Mean and median wait times were 52.4 and 34.0 minutes, respectively. Mean and median visit length were 4.9 and 4.3 hours, respectively, for admitted patients and 3.0 and 2.3 hours, respectively, for discharged patients.

As we continue to grapple with increasing patient volumes and illness acuity, we need to be prepared for the fact that hospital-specific ED quality metrics, including wait time and visit length, will be publicly reported.
Although brining this information into the public domain may help emergency physicians press their case for more resources, meaningful change will require significant process redesign.

[Published in J Watch Emerg Med, March 12, 2010 – Richard D. Zane, MD, FAAEM.]

Preventing Sudden Cardiac Death in Athletes

Key point: Screening, theoretically, is cost-effective, but many practical barriers remain.

Citations: Wheeler MT, Heidenreich PA, Froelicher VF, et al. Cost-effectiveness of preparticipation screening for prevention of sudden cardiac death in young athletes. Ann Intern Med. 2010; 152(2): 276-286.

Baggish AL, Hutter AM, Wang F, et al. Cardiovascular screening in college athletes with and without electrocardiography: A cross-sectional study. Ann Intern Med. 2010; 152(2): 269-275.
Maron BJ. National electrocardiography screening for competitive athletes: Feasible in the United States? Ann Intern Med. 2010; 152(2): 324-326.

About 90 young U.S. athletes suffer sudden cardiac death (SCD) annually. The International Olympic Committee and other organizations recommend electrocardiography (ECG) screening for athletes. In two studies, researchers explored this proposal for U.S. high school and college athletes.

In a decision analysis, investigators modeled the efficacy and costs for one-time screening of student athletes for known SCD risk factors (e.g., prolonged QT interval, left ventricular hypertrophy), considering published estimates of prevalence, screening accuracy, SCD risk, screening and follow-up costs, and treatment effectiveness.
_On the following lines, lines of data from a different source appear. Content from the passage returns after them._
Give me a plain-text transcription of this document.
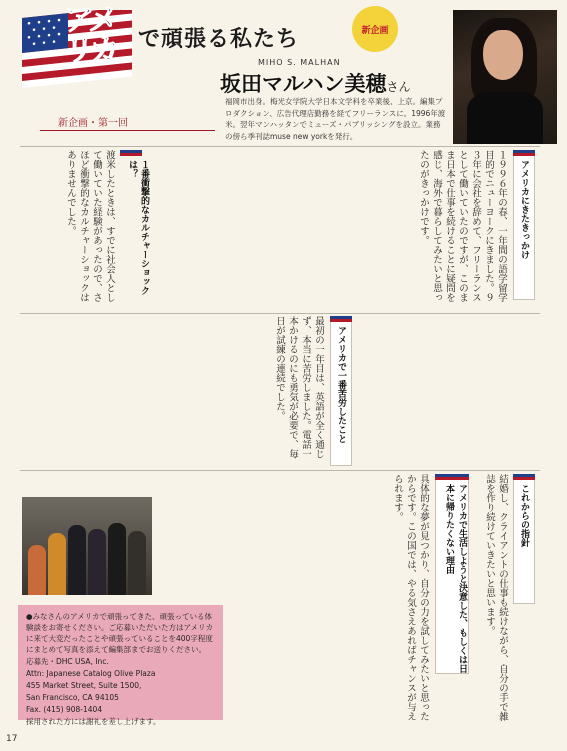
アメリカ	で頑張る私たち	新企画
MIHO S. MALHAN
坂田マルハン美穂さん
福岡市出身。梅光女学院大学日本文学科を卒業後、上京。編集プロダクション、広告代理店勤務を経てフリーランスに。1996年渡米。翌年マンハッタンでミューズ・パブリッシングを設立。業務の傍ら季刊誌muse new yorkを発行。
新企画・第一回
アメリカにきたきっかけ
１９９６年の春、一年間の語学留学目的でニューヨークにきました。９３年に会社を辞めて、フリーランスとして働いていたのですが、このまま日本で仕事を続けることに疑問を感じ、海外で暮らしてみたいと思ったのがきっかけです。
１番衝撃的なカルチャーショックは？
渡米したときは、すでに社会人として働いていた経験があったので、さほど衝撃的なカルチャーショックはありませんでした。
アメリカで一番苦労したこと
最初の一年目は、英語が全く通じず、本当に苦労しました。電話一本かけるのにも勇気が必要で、毎日が試練の連続でした。
アメリカで生活しようと決意した、もしくは日本に帰りたくない理由
具体的な夢が見つかり、自分の力を試してみたいと思ったからです。この国では、やる気さえあればチャンスが与えられます。	これからの指針
結婚し、クライアントの仕事も続けながら、自分の手で雑誌を作り続けていきたいと思います。

●みなさんのアメリカで頑張ってきた、頑張っている体験談をお寄せください。ご応募いただいた方はアメリカに来て大変だったことや頑張っていることを400字程度にまとめて写真を添えて編集部までお送りください。

応募先・DHC USA, Inc.

Attn: Japanese Catalog Olive Plaza

455 Market Street, Suite 1500,

San Francisco, CA 94105

Fax. (415) 908-1404

採用された方には謝礼を差し上げます。

17
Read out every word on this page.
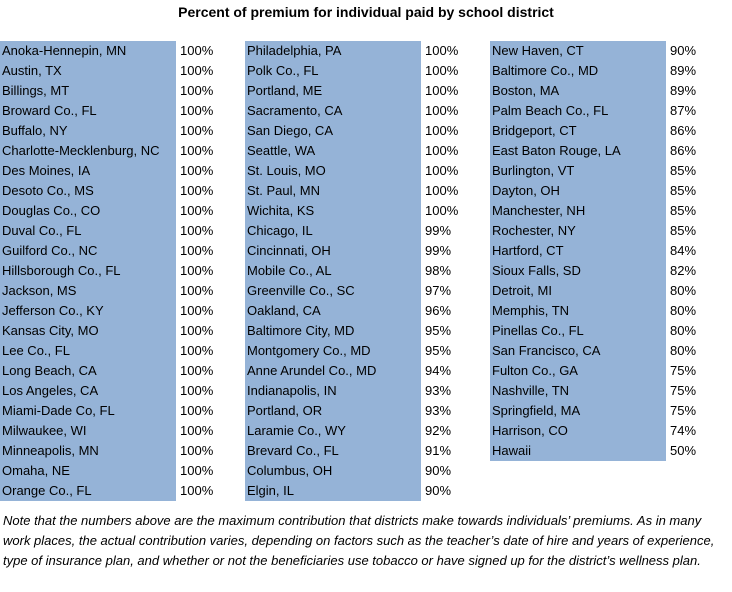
Percent of premium for individual paid by school district
Anoka-Hennepin, MN	100%
Austin, TX	100%
Billings, MT	100%
Broward Co., FL	100%
Buffalo, NY	100%
Charlotte-Mecklenburg, NC	100%
Des Moines, IA	100%
Desoto Co., MS	100%
Douglas Co., CO	100%
Duval Co., FL	100%
Guilford Co., NC	100%
Hillsborough Co., FL	100%
Jackson, MS	100%
Jefferson Co., KY	100%
Kansas City, MO	100%
Lee Co., FL	100%
Long Beach, CA	100%
Los Angeles, CA	100%
Miami-Dade Co, FL	100%
Milwaukee, WI	100%
Minneapolis, MN	100%
Omaha, NE	100%
Orange Co., FL	100%
Philadelphia, PA	100%
Polk Co., FL	100%
Portland, ME	100%
Sacramento, CA	100%
San Diego, CA	100%
Seattle, WA	100%
St. Louis, MO	100%
St. Paul, MN	100%
Wichita, KS	100%
Chicago, IL	99%
Cincinnati, OH	99%
Mobile Co., AL	98%
Greenville Co., SC	97%
Oakland, CA	96%
Baltimore City, MD	95%
Montgomery Co., MD	95%
Anne Arundel Co., MD	94%
Indianapolis, IN	93%
Portland, OR	93%
Laramie Co., WY	92%
Brevard Co., FL	91%
Columbus, OH	90%
Elgin, IL	90%
New Haven, CT	90%
Baltimore Co., MD	89%
Boston, MA	89%
Palm Beach Co., FL	87%
Bridgeport, CT	86%
East Baton Rouge, LA	86%
Burlington, VT	85%
Dayton, OH	85%
Manchester, NH	85%
Rochester, NY	85%
Hartford, CT	84%
Sioux Falls, SD	82%
Detroit, MI	80%
Memphis, TN	80%
Pinellas Co., FL	80%
San Francisco, CA	80%
Fulton Co., GA	75%
Nashville, TN	75%
Springfield, MA	75%
Harrison, CO	74%
Hawaii	50%
Note that the numbers above are the maximum contribution that districts make towards individuals’ premiums. As in many work places, the actual contribution varies, depending on factors such as the teacher’s date of hire and years of experience, type of insurance plan, and whether or not the beneficiaries use tobacco or have signed up for the district’s wellness plan.
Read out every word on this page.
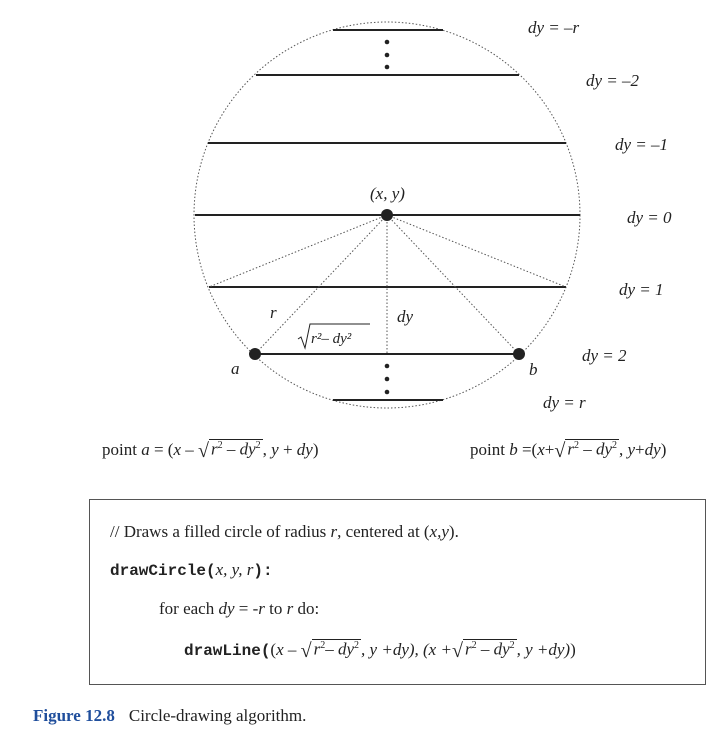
dy = –r
dy = –2
dy = –1
dy = 0
dy = 1
dy = 2
dy = r
(x, y)
r	dy
r²– dy²
a	b
point a = (x – √ $r^2 - dy^2$ , y + dy)	point b =(x+√ $r^2 - dy^2$ , y+dy)
// Draws a filled circle of radius r, centered at (x,y).
drawCircle(x, y, r):
for each dy = -r to r do:
drawLine((x – √ $r^2-$ $dy^2$ , y +dy), (x +√ $r^2 - dy^2$ , y +dy))
Figure 12.8 Circle-drawing algorithm.
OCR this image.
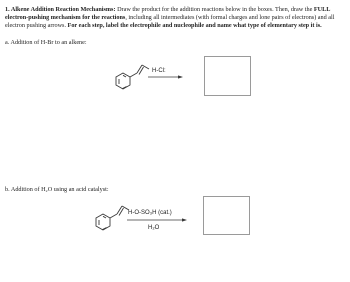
1. Alkene Addition Reaction Mechanisms: Draw the product for the addition reactions below in the boxes. Then, draw the FULL electron-pushing mechanism for the reactions, including all intermediates (with formal charges and lone pairs of electrons) and all electron pushing arrows. For each step, label the electrophile and nucleophile and name what type of elementary step it is.
a. Addition of H-Br to an alkene:
b. Addition of H₂O using an acid catalyst:
H-Cl:
H-O-SO₃H (cat.)
H₂O
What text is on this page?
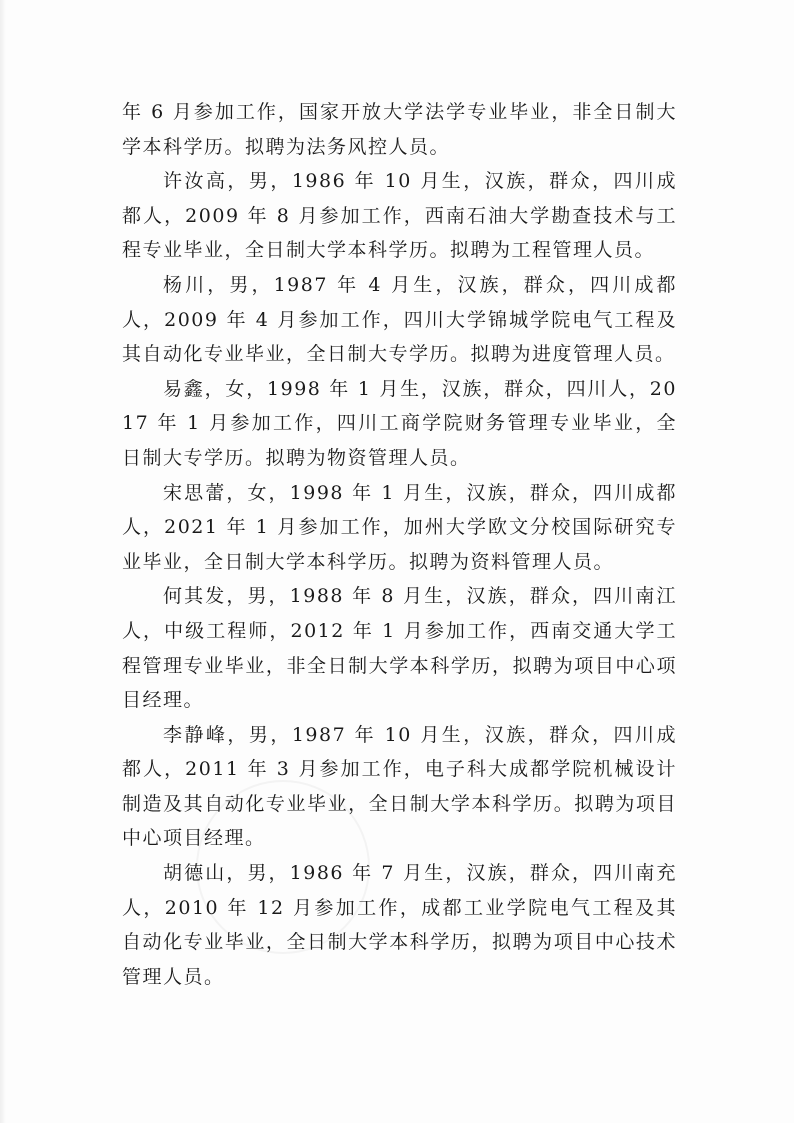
年 6 月参加工作，国家开放大学法学专业毕业，非全日制大学本科学历。拟聘为法务风控人员。

许汝高，男，1986 年 10 月生，汉族，群众，四川成都人，2009 年 8 月参加工作，西南石油大学勘查技术与工程专业毕业，全日制大学本科学历。拟聘为工程管理人员。

杨川，男，1987 年 4 月生，汉族，群众，四川成都人，2009 年 4 月参加工作，四川大学锦城学院电气工程及其自动化专业毕业，全日制大专学历。拟聘为进度管理人员。

易鑫，女，1998 年 1 月生，汉族，群众，四川人，2017 年 1 月参加工作，四川工商学院财务管理专业毕业，全日制大专学历。拟聘为物资管理人员。

宋思蕾，女，1998 年 1 月生，汉族，群众，四川成都人，2021 年 1 月参加工作，加州大学欧文分校国际研究专业毕业，全日制大学本科学历。拟聘为资料管理人员。

何其发，男，1988 年 8 月生，汉族，群众，四川南江人，中级工程师，2012 年 1 月参加工作，西南交通大学工程管理专业毕业，非全日制大学本科学历，拟聘为项目中心项目经理。

李静峰，男，1987 年 10 月生，汉族，群众，四川成都人，2011 年 3 月参加工作，电子科大成都学院机械设计制造及其自动化专业毕业，全日制大学本科学历。拟聘为项目中心项目经理。

胡德山，男，1986 年 7 月生，汉族，群众，四川南充人，2010 年 12 月参加工作，成都工业学院电气工程及其自动化专业毕业，全日制大学本科学历，拟聘为项目中心技术管理人员。
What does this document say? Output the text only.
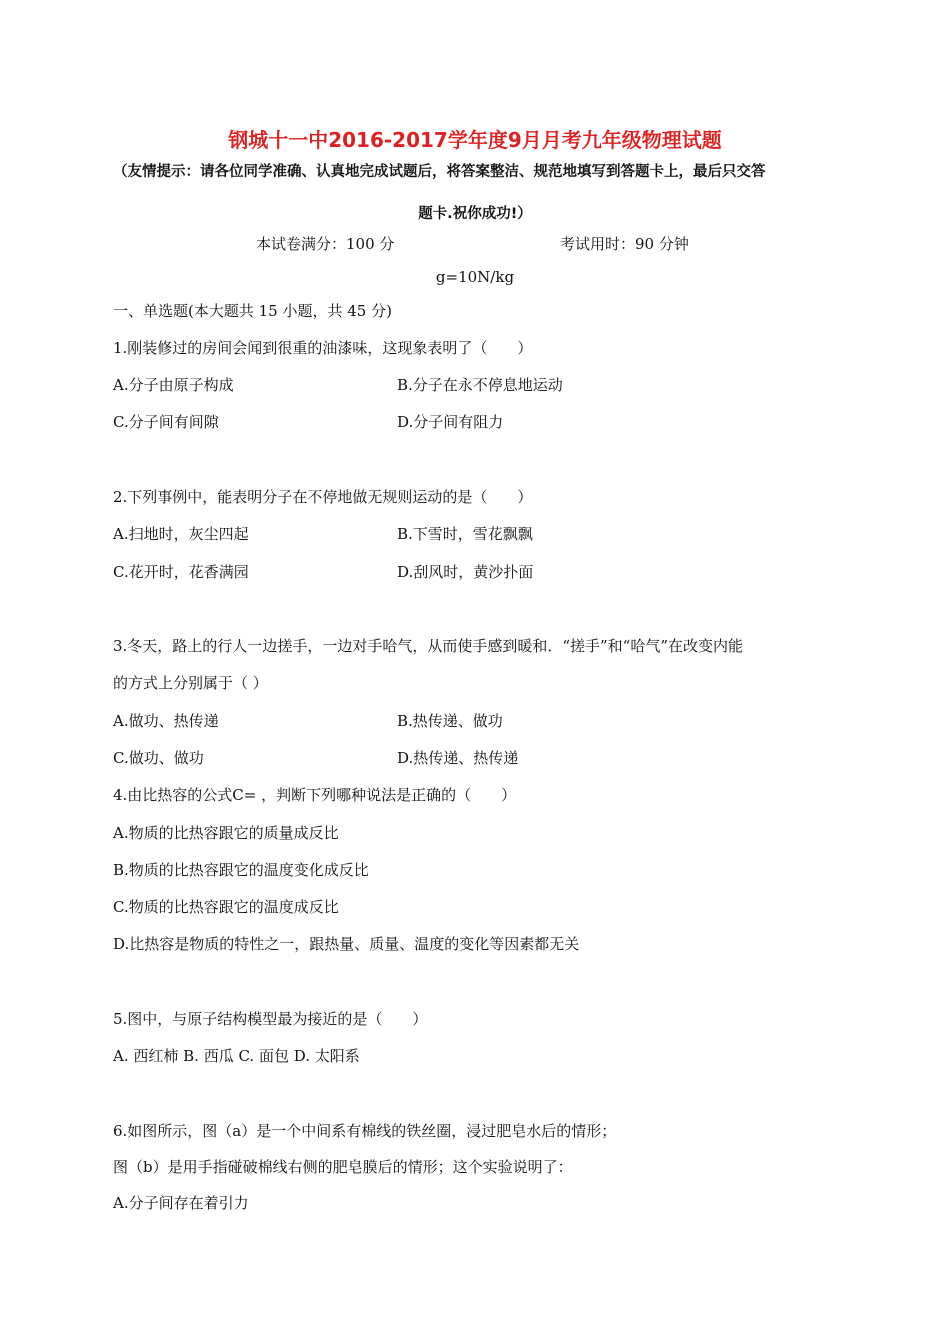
钢城十一中2016-2017学年度9月月考九年级物理试题
（友情提示：请各位同学准确、认真地完成试题后，将答案整洁、规范地填写到答题卡上，最后只交答
题卡.祝你成功!）
本试卷满分：100 分	考试用时：90 分钟
g=10N/kg
一、单选题(本大题共 15 小题，共 45 分)
1.刚装修过的房间会闻到很重的油漆味，这现象表明了（　　）
A.分子由原子构成	B.分子在永不停息地运动
C.分子间有间隙	D.分子间有阻力
2.下列事例中，能表明分子在不停地做无规则运动的是（　　）
A.扫地时，灰尘四起	B.下雪时，雪花飘飘
C.花开时，花香满园	D.刮风时，黄沙扑面
3.冬天，路上的行人一边搓手，一边对手哈气，从而使手感到暖和．“搓手”和“哈气”在改变内能
的方式上分别属于（ ）
A.做功、热传递	B.热传递、做功
C.做功、做功	D.热传递、热传递
4.由比热容的公式C= ，判断下列哪种说法是正确的（　　）
A.物质的比热容跟它的质量成反比
B.物质的比热容跟它的温度变化成反比
C.物质的比热容跟它的温度成反比
D.比热容是物质的特性之一，跟热量、质量、温度的变化等因素都无关
5.图中，与原子结构模型最为接近的是（　　）
A. 西红柿 B. 西瓜 C. 面包 D. 太阳系
6.如图所示，图（a）是一个中间系有棉线的铁丝圈，浸过肥皂水后的情形；
图（b）是用手指碰破棉线右侧的肥皂膜后的情形；这个实验说明了：
A.分子间存在着引力
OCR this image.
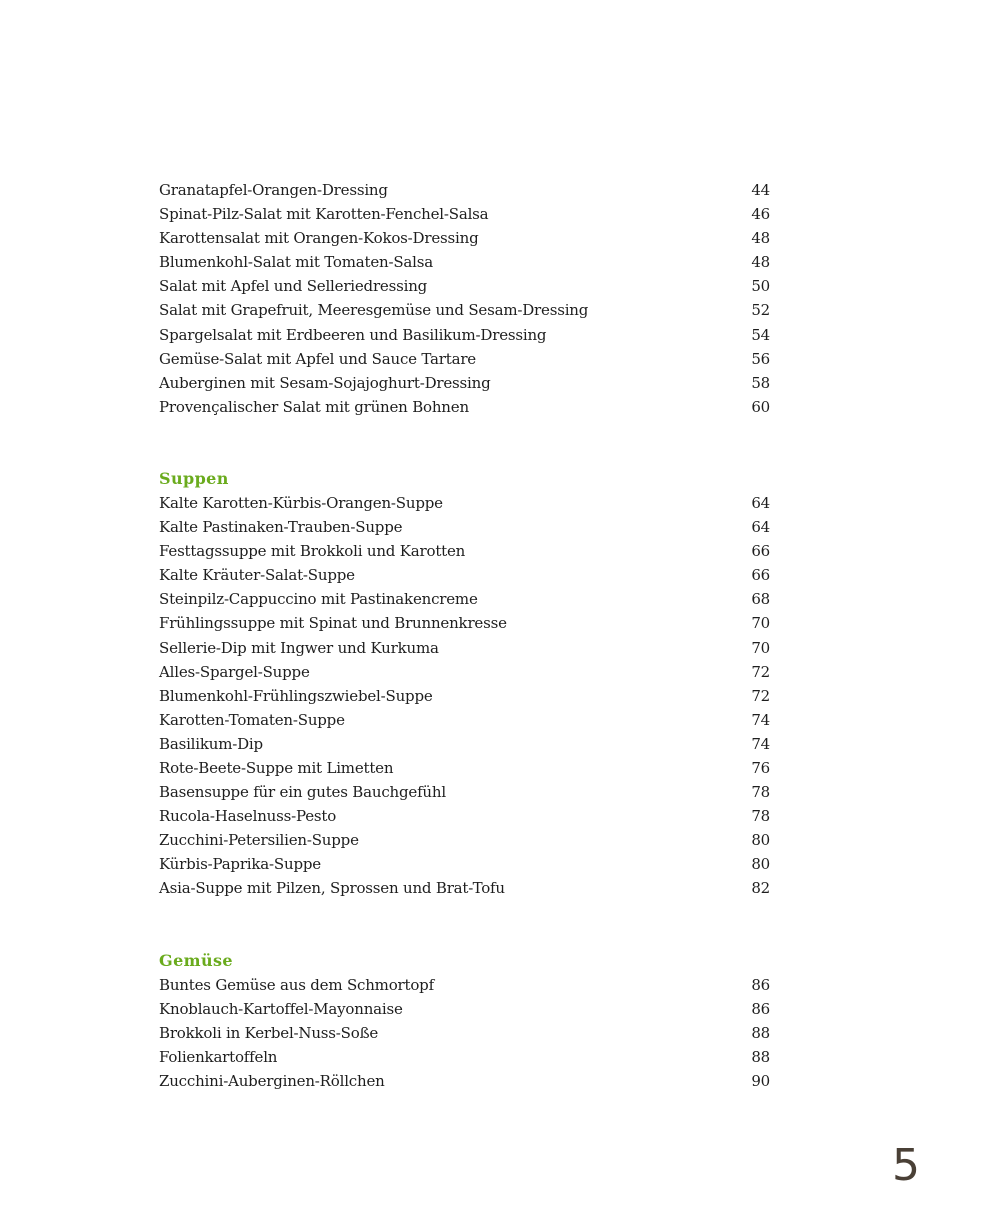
Granatapfel-Orangen-Dressing	44
Spinat-Pilz-Salat mit Karotten-Fenchel-Salsa	46
Karottensalat mit Orangen-Kokos-Dressing	48
Blumenkohl-Salat mit Tomaten-Salsa	48
Salat mit Apfel und Selleriedressing	50
Salat mit Grapefruit, Meeresgemüse und Sesam-Dressing	52
Spargelsalat mit Erdbeeren und Basilikum-Dressing	54
Gemüse-Salat mit Apfel und Sauce Tartare	56
Auberginen mit Sesam-Sojajoghurt-Dressing	58
Provençalischer Salat mit grünen Bohnen	60
Suppen
Kalte Karotten-Kürbis-Orangen-Suppe	64
Kalte Pastinaken-Trauben-Suppe	64
Festtagssuppe mit Brokkoli und Karotten	66
Kalte Kräuter-Salat-Suppe	66
Steinpilz-Cappuccino mit Pastinakencreme	68
Frühlingssuppe mit Spinat und Brunnenkresse	70
Sellerie-Dip mit Ingwer und Kurkuma	70
Alles-Spargel-Suppe	72
Blumenkohl-Frühlingszwiebel-Suppe	72
Karotten-Tomaten-Suppe	74
Basilikum-Dip	74
Rote-Beete-Suppe mit Limetten	76
Basensuppe für ein gutes Bauchgefühl	78
Rucola-Haselnuss-Pesto	78
Zucchini-Petersilien-Suppe	80
Kürbis-Paprika-Suppe	80
Asia-Suppe mit Pilzen, Sprossen und Brat-Tofu	82
Gemüse
Buntes Gemüse aus dem Schmortopf	86
Knoblauch-Kartoffel-Mayonnaise	86
Brokkoli in Kerbel-Nuss-Soße	88
Folienkartoffeln	88
Zucchini-Auberginen-Röllchen	90
5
History and physical examination (H&P) alone saved 0.56 life-years per 1,000 athletes screened at a cost of $199,000 per life-year saved compared with no screening. Adding ECG to H&P saved an additional 2.1 life-years per 1,000 athletes screened at a total cost of about $76,000 per life-year saved. ECG alone was more cost-effective than H&P alone.

In the second study, 510 Harvard University athletes were screened with H&P, ECG, and transthoracic echocardiography (TTE; the gold standard). Clinicians who performed ECG and TTE were blinded to H&P results and vice versa. Of 11 TTE findings considered to be significant, five were identified by H&P alone, and five were detected by ECG alone; of three TTE findings that resulted in restriction form sports participation, one was identified by H&P alone, and two were detected by ECG alone. However, 78 athletes (15%) exhibited abnormalities on ECG that were false-positives and did not result in restriction from sports; many of these “abnormalities” (e.g., increased QRS voltage) represented physiologic remodeling.

The authors of the first study note that actual ECG interpretations are highly carriable and that a high threshold for suspicion was used in the theoretical model. An editorialist noted that most SCD occurs in non-athletes, that a widespread U.S. program would cost about $2 billion initially (and that cost would recur if screening was performed annually), and that substantial legal liability could accrue to physicians who must enforce disqualification decisions.

[Published in J Watch Gen Med, March 11, 2010 – Thomas L. Schwenk, MD.]